De plus, Fradique Mendes est convaincu du fait que le désir d’acquisition d’une phonétique native dans une langue étrangère n’est que perte d’un temps qui pourrait être destiné à d’autres fins. On notera en passant que si une liste d’auteurs et d’œuvres faisant partie du canon littéraire espagnol figure bien dans le texte (Quevedo, Lope de Vega, Galdós), l’accent "de référence" choisi ici est celui de Madrid et, qui plus est, de la "Calle Mayor" de Madrid et non pas celui de Tolède ou de Saragosse.
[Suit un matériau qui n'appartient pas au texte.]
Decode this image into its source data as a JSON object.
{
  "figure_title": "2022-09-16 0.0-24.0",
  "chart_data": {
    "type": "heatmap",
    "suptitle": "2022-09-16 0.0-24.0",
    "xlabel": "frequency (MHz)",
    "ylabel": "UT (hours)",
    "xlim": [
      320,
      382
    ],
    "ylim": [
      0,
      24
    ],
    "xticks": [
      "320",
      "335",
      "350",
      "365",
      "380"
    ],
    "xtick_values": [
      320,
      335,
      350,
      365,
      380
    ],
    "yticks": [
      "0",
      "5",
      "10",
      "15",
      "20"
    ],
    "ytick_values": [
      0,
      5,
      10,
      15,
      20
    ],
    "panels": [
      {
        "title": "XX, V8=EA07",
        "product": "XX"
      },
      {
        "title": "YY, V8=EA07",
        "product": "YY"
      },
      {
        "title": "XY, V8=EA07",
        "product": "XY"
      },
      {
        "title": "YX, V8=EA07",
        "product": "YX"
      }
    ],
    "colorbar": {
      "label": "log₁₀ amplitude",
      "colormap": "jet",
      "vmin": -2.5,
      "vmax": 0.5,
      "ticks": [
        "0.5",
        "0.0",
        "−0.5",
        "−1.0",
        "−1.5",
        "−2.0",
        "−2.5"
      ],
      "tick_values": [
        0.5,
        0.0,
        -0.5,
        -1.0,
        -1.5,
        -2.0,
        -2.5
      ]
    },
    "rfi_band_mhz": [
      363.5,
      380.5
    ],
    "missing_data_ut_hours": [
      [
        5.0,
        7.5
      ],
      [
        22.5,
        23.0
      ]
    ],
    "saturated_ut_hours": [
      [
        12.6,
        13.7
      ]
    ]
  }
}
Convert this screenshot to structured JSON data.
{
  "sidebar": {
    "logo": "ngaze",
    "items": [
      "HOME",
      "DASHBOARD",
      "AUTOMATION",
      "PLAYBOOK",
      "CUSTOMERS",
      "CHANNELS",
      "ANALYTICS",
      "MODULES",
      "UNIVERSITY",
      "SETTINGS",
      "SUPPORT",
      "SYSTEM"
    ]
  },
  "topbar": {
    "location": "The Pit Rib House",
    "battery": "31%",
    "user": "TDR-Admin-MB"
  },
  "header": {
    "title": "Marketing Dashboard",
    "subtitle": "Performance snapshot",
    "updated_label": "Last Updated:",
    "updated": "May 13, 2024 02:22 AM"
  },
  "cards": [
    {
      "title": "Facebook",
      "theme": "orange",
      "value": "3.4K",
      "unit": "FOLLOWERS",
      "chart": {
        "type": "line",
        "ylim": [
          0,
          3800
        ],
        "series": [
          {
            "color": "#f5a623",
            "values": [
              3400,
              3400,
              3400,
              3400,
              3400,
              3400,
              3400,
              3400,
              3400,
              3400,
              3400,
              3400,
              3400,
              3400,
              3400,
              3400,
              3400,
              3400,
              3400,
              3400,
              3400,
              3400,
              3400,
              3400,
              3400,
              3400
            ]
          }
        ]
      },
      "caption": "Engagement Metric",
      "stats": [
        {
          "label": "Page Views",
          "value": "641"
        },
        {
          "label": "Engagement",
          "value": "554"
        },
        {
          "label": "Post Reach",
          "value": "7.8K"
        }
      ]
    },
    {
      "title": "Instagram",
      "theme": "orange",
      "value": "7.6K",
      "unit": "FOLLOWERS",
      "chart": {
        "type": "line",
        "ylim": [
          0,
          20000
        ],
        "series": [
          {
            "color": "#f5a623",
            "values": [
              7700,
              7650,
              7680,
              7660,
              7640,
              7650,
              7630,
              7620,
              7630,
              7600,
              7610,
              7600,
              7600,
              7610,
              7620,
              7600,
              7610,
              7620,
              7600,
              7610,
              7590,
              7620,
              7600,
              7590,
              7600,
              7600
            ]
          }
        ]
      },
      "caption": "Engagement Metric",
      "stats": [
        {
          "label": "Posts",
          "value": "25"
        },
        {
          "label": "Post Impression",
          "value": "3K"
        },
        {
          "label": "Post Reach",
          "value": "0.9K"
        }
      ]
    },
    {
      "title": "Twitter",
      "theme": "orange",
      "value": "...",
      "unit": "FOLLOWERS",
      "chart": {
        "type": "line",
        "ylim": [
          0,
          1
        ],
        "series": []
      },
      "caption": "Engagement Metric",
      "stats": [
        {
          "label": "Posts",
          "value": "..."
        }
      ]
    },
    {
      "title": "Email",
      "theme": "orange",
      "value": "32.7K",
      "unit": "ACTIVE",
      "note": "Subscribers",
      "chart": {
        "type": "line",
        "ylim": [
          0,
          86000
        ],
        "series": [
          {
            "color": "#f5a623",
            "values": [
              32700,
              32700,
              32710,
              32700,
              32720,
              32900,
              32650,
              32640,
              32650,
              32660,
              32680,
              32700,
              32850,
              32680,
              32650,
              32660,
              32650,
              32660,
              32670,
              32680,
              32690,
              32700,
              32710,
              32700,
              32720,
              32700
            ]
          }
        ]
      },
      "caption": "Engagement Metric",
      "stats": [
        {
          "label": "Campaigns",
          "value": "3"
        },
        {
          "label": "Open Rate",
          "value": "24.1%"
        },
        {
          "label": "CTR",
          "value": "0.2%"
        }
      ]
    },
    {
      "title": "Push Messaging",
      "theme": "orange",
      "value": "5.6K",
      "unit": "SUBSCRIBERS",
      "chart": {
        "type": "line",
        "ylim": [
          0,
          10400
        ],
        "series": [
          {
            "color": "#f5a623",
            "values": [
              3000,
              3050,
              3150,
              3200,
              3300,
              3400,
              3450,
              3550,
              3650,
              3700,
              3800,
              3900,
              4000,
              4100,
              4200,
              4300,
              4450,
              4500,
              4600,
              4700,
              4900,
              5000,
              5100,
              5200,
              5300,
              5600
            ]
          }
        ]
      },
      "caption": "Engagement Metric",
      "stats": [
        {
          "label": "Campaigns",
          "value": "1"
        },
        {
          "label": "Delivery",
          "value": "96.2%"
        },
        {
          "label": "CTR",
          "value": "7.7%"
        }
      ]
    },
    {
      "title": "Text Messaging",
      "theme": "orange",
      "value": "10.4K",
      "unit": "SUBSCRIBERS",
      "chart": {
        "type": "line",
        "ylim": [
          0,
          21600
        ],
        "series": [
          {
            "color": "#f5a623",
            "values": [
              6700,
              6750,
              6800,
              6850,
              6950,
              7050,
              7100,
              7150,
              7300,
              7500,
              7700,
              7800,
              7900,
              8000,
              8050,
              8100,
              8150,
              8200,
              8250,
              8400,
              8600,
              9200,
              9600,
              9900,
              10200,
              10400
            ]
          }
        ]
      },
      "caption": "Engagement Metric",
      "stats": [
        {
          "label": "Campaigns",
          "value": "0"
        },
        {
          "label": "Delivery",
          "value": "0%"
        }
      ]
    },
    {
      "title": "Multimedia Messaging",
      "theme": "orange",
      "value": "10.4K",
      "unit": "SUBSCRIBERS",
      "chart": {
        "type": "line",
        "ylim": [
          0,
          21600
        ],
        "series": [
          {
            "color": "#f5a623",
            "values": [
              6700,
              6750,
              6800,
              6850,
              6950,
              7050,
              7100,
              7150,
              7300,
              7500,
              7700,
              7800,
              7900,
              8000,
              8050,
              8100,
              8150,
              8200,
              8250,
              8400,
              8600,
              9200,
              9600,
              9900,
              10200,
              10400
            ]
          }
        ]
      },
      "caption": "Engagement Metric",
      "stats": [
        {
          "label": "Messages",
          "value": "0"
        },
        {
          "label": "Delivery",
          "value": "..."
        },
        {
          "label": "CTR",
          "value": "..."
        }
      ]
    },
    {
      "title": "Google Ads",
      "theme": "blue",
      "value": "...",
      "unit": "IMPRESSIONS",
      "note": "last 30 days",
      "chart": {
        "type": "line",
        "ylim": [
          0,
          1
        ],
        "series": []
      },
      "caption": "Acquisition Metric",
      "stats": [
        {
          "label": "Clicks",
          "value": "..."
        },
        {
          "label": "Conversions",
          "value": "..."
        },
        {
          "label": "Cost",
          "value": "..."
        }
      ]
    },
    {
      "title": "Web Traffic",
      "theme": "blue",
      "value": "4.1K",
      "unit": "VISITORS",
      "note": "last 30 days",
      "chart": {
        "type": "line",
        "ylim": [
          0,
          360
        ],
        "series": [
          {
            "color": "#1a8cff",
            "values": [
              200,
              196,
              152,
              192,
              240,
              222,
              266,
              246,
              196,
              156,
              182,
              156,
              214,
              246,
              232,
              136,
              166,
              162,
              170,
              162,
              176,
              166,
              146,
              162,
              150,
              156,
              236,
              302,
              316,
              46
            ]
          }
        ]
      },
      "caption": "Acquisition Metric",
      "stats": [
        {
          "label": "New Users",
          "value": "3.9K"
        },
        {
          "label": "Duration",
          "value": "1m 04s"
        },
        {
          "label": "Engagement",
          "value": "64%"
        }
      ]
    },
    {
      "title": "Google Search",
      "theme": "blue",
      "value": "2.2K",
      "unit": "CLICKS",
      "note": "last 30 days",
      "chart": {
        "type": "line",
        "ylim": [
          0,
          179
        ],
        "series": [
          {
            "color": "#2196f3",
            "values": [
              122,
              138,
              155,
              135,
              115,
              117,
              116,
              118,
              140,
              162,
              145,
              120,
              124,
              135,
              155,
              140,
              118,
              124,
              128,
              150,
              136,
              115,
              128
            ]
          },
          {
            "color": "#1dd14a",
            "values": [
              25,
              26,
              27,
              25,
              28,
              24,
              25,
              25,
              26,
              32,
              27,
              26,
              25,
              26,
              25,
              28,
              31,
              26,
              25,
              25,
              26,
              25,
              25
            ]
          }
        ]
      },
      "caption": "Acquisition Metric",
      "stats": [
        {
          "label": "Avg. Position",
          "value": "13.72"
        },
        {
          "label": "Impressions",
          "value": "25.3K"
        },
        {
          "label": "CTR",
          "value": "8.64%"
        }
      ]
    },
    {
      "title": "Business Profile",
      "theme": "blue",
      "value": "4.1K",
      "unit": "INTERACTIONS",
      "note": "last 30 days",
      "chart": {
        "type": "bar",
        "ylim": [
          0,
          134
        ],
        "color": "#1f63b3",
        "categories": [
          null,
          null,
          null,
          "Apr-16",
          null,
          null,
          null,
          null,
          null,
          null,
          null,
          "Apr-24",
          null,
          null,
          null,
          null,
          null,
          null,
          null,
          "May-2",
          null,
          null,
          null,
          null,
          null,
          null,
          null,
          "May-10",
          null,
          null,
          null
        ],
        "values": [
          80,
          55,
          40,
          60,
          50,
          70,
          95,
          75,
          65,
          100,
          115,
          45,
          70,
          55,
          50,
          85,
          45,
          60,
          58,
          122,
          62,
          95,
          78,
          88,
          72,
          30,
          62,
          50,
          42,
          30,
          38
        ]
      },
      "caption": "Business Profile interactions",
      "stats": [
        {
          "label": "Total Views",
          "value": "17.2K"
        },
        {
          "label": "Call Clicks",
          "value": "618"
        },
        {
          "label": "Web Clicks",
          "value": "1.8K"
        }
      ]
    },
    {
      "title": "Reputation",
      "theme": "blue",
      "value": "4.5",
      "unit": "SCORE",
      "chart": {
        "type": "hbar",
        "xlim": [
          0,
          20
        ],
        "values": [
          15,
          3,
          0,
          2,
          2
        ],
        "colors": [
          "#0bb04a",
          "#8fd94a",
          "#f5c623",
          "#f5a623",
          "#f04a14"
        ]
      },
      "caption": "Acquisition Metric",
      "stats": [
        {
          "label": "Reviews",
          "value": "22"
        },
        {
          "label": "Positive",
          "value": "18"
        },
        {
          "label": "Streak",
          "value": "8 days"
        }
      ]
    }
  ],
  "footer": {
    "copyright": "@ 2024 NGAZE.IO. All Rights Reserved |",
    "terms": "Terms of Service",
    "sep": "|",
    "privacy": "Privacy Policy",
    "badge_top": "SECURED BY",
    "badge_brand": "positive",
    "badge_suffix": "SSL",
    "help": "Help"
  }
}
On peut en déduire que, bien que certains écrivains mentionnés ci-dessus ne soient pas madrilènes de naissance, l’espagnol de Madrid est considéré ici comme le standard, probablement parce qu’il s’agit de la capitale. Or, si une variété espagnole est considérée comme standard et l’était lors des siècles précédents, ce n’est en aucun cas celle de Madrid, mais celle d’une aire géographique autour de Salamanque, Valladolid et Burgos (Pharies 2015), située au nord-ouest de la capitale.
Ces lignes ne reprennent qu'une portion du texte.